Photographe de l’instant, le regard de Sabine Mercadier aka ENI aime se poser sur le chemin de son quotidien parisien et c’est toujours accompagnée de son Nikon Compact dans son sac qu’ENI a su affûter son regard sur sa « poésie de l’humain ».

C’est à partir de 20 ans, que cette jeune artiste en herbe ressent le besoin d’exprimer viscéralement et artistiquement ses expériences de vie et ses émotions vécues dans le monde tumultueux qui l’environne. Ce fut d’abord à travers des chorégraphies de Break Dance et des flows de danse Hip-Hop grâce à Tony Mascott et Mia Frye qu’elle se libère et s’affranchit de sa timidité maladive. En même temps, elle trouve un autre exutoire qui la révèle créatrice et messagère : le collage. Inspiré d’un autre art de la rue qu’elle rencontre via le travail de Jacques Villeglé. Un médium qui va lui permettre d’exprimer son ressenti du moment sur notre monde en perte de repères, en fuite de la vie, en chute libre. Elle utilise essentiellement des flyers issues de la culture pop, du cinéma ou de la publicité, sous forme de « cutting » avec des textes bruts, provoc’ et poétiques sur grands formats.

Pour la première fois en 2007, sans autre enjeu que de partager sa création et son témoignage, ENI nous offre une exposition au sein du « Pink Flamingo », restaurant du centre parisien, qui réunira plus d’une dizaine de collages sélectionnés. Le succès est au rendez-vous, et beaucoup de commandes de tee-shirts à partir de ces collages, furent réalisés, entre autre pour la boutique « Raya San’System » ainsi que par les Béruriers Noirs, fameux groupe punk français des années 80. Ce premier travail montre de facto une force créatrice engagée, un regard et un positionnement d’artiste sans concession, une composition esthétique instinctive, « Old School » et propre à elle. Sans trop réfléchir, ENI décide un jour de s’acheter un petit boîtier Nikon Compact en 2012 et capte son premier cliché d’un inconnu dans le métro. Comme un besoin de communiquer avec le monde extérieur, elle se met à flirter avec le medium de la photographie de l’instant présent. Peut-être que l’homme « photographe de mode » avec qui elle a partagé sa vie cinq ans auparavant lui aurait inconsciemment insufflé l’énergie nécessaire à dépasser sa timidité. Cette dernière sera un atout pour approcher son sujet avec tact et délicatesse. A pas de louve, elle cherche à nous montrer l’émotion, l’intime, l’image qui la touche et qu’elle trouve belle. Effectivement, les dangers et les accidents du spontané sont là, mais sa discrétion à toute épreuve, son instinct et son impulsivité lui permettent de capturer sur le vif sans se faire repérer. De ce challenge, ENI se sent animée d’une joie intérieure profonde et réalise toute la magie et le bien-être que lui procure cette activité créative, ludique, libératrice sur la place publique. Avec ou sans le masque, ENI continue de cliquer là où la vibration et l’émotion jaillissent !
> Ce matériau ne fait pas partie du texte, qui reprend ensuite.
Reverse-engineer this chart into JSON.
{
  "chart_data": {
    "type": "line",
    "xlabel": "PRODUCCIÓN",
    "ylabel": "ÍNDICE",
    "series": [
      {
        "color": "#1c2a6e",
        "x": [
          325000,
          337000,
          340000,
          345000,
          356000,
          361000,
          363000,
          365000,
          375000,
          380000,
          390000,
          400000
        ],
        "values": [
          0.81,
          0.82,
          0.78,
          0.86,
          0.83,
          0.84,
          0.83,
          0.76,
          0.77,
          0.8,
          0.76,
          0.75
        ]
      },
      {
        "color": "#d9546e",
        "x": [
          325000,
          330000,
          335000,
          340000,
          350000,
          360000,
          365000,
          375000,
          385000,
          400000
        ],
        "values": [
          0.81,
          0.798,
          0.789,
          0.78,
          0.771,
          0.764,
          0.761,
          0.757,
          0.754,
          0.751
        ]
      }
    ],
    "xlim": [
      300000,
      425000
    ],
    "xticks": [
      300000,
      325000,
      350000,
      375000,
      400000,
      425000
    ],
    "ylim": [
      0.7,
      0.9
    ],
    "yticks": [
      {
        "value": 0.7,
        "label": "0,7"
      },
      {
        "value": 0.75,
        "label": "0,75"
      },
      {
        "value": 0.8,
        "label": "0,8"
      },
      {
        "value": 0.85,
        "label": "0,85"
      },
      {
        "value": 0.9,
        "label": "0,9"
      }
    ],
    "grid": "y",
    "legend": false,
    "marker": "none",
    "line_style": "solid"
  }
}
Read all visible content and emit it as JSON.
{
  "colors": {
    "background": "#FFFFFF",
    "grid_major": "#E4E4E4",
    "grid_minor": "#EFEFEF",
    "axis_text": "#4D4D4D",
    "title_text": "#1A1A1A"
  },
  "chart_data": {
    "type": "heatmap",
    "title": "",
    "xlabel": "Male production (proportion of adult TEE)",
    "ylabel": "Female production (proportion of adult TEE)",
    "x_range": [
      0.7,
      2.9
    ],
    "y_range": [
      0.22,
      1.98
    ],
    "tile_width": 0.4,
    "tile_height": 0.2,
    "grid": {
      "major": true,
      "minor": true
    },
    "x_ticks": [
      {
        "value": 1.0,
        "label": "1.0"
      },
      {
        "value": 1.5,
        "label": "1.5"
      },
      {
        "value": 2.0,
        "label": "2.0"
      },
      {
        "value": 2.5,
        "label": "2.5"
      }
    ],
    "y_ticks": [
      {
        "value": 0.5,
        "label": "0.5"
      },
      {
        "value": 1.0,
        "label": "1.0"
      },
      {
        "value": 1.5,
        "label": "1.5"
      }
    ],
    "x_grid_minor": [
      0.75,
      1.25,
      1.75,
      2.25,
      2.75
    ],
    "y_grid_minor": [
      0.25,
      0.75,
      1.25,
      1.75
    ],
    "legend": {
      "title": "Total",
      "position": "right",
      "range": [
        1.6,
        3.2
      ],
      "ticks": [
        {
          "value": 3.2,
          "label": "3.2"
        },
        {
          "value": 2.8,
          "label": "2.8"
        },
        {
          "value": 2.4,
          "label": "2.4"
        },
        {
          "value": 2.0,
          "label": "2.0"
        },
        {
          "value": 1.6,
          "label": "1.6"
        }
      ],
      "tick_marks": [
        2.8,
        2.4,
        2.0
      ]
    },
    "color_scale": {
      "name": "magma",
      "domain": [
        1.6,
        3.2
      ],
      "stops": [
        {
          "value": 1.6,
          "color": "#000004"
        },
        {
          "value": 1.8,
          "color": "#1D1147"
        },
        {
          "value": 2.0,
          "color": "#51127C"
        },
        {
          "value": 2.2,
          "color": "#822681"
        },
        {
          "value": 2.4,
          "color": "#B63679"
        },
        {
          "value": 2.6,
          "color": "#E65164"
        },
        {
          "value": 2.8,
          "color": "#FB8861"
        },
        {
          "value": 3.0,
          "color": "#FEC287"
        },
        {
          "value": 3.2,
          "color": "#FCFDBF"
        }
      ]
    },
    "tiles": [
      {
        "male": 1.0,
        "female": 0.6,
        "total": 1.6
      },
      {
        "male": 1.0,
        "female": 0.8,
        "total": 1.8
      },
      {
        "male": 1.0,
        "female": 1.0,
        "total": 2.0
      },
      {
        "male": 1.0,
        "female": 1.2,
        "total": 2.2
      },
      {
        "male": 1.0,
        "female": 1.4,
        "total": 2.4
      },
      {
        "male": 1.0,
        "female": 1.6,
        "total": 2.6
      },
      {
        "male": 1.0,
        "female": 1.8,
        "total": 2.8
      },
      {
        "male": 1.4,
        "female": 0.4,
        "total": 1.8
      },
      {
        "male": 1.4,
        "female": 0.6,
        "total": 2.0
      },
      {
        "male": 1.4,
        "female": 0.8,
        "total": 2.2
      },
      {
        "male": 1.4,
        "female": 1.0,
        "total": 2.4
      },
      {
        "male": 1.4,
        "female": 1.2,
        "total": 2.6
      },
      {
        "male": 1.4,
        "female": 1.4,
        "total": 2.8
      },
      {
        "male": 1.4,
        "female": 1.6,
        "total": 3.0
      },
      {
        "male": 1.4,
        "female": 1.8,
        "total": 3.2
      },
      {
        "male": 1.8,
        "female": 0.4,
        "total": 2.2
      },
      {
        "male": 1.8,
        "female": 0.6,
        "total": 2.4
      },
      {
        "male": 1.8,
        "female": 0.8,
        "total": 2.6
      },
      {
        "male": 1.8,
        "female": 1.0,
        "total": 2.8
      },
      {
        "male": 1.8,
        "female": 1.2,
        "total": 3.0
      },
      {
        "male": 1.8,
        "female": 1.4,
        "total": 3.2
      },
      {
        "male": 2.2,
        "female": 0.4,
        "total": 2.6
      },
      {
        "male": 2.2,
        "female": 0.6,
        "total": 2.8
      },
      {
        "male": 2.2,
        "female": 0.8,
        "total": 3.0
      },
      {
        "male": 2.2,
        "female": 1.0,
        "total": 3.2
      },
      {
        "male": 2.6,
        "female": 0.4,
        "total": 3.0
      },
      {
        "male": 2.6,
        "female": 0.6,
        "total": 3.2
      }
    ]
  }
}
Eni à rencontrer plusieurs professionnels de la photographie qui saluent son travail, l’encouragent et l’invitent à exposer ainsi que ses premiers clients, qui depuis 2014, lui font des commandes. Depuis 2017, ENI s’amuse également à réaliser des « mini-clips vidéo » capturant le mouvement, l’émotion et l’intime sur un fond musical. ENI nous embarque aujourd’hui dans ses dix dernières années au cœur de Paris pour nous livrer avec poésie, humour et amour les rencontres inopinées, incongrues, furtives qui l’interpellent. De jour comme de nuit, elle nous rappelle à quel point la beauté de la mixité sociale nous fait voyager dans cette ville lumière qui en fait l’une des plus belles capitales du monde.